Contos Populares Portuguezes/O burro do azeiteiro
Dois estudantes encontráram n'uma estrada um azeiteiro que ia guiando um burro, carregado de bilhas de azeite. Os estudantes que estavam sem dinheiro, ficaram muito contentes com aquelle encontro e combináram furtar o burro do azeiteiro para o venderem; e emquanto o pobre homem seguia o seu caminho muito socegado da sua vida, levando pela mão a arreata do jumento, um d'elles tirou a cabeçada do burro e collocou-a no pescoço, e o outro escapou-se com o burro e a carga. O que ficou em logar do animal, parou fazendo com que o azeiteiro olhasse para traz. Qual não foi, porem, o espanto d'este vendo um homem em vez do burro!…
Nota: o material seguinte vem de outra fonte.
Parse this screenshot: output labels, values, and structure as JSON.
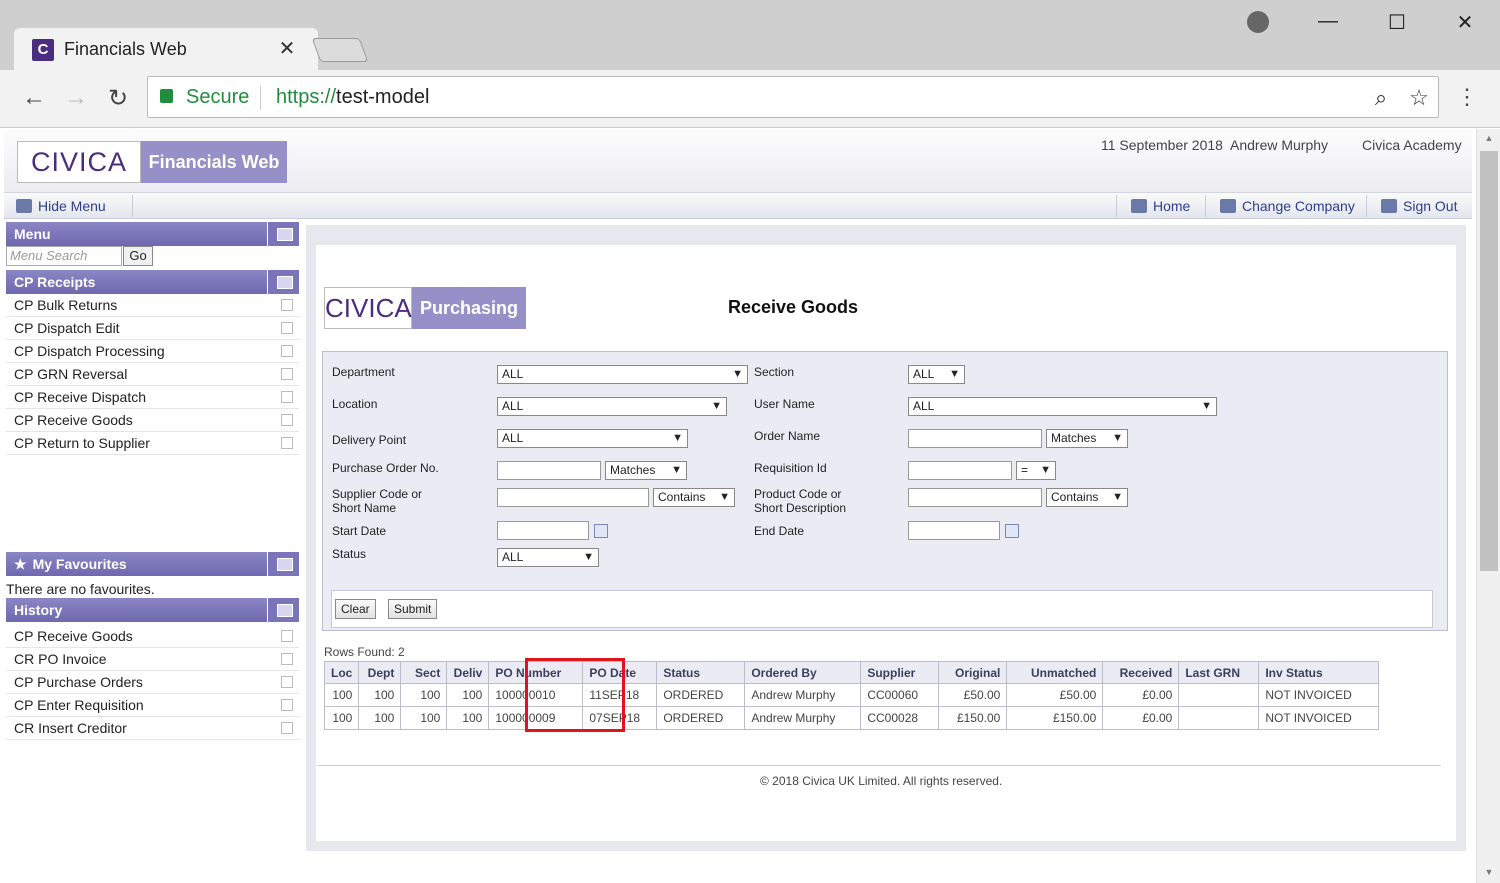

O estudante disse para elle com voz muito terna: «Ah! senhor, quanto lhe agradeço ter-me dado uma pancada na moleirinha! quebrou-me o encanto que durante tantos annos me fez jazer burro!…» O azeiteiro tirando o chapeo, disse-me muito humildemente: «Perdi no senhor, como burro, o meu ganha-pão; mas paciencia! Como homem que agora é, peço-lhe muitos perdões… por tel-o maltratado tanta vez; mas que quer?… o senhor fazia-me ás vezes desesperar com as suas birras, e eu não era senhor de mim!»
— Está perdoado, bom homem! disse o estudante, o que lhe peço é que me deixe em paz.
O pobre azeiteiro, quando se viu só, lamentou-se da sua desgraça, e foi pedir dinheiro a um compadre para ir no dia seguinte á feira comprar outro burro. Quando chegou á feira viu lá o jumento que lhe tinha pertencido, e que o estudante, que elle não vira quando lh'o roubaram, estava a vender. O azeiteiro julgando que o homem-burro se tinha transformado outra vez no seu burro, chegou-se ao pé do estudante e pediu-lhe licença para dizer um segredo ao burro. O estudante disse-lhe que sim e o azeiteiro chegando a bocca á orelha do animal, gritou com toda a força:
«Olhe, senhor burro, quem o não conhecer que o compre.»
(Lisboa, d'uma pessoa d'Almeida, Beira-Baixa).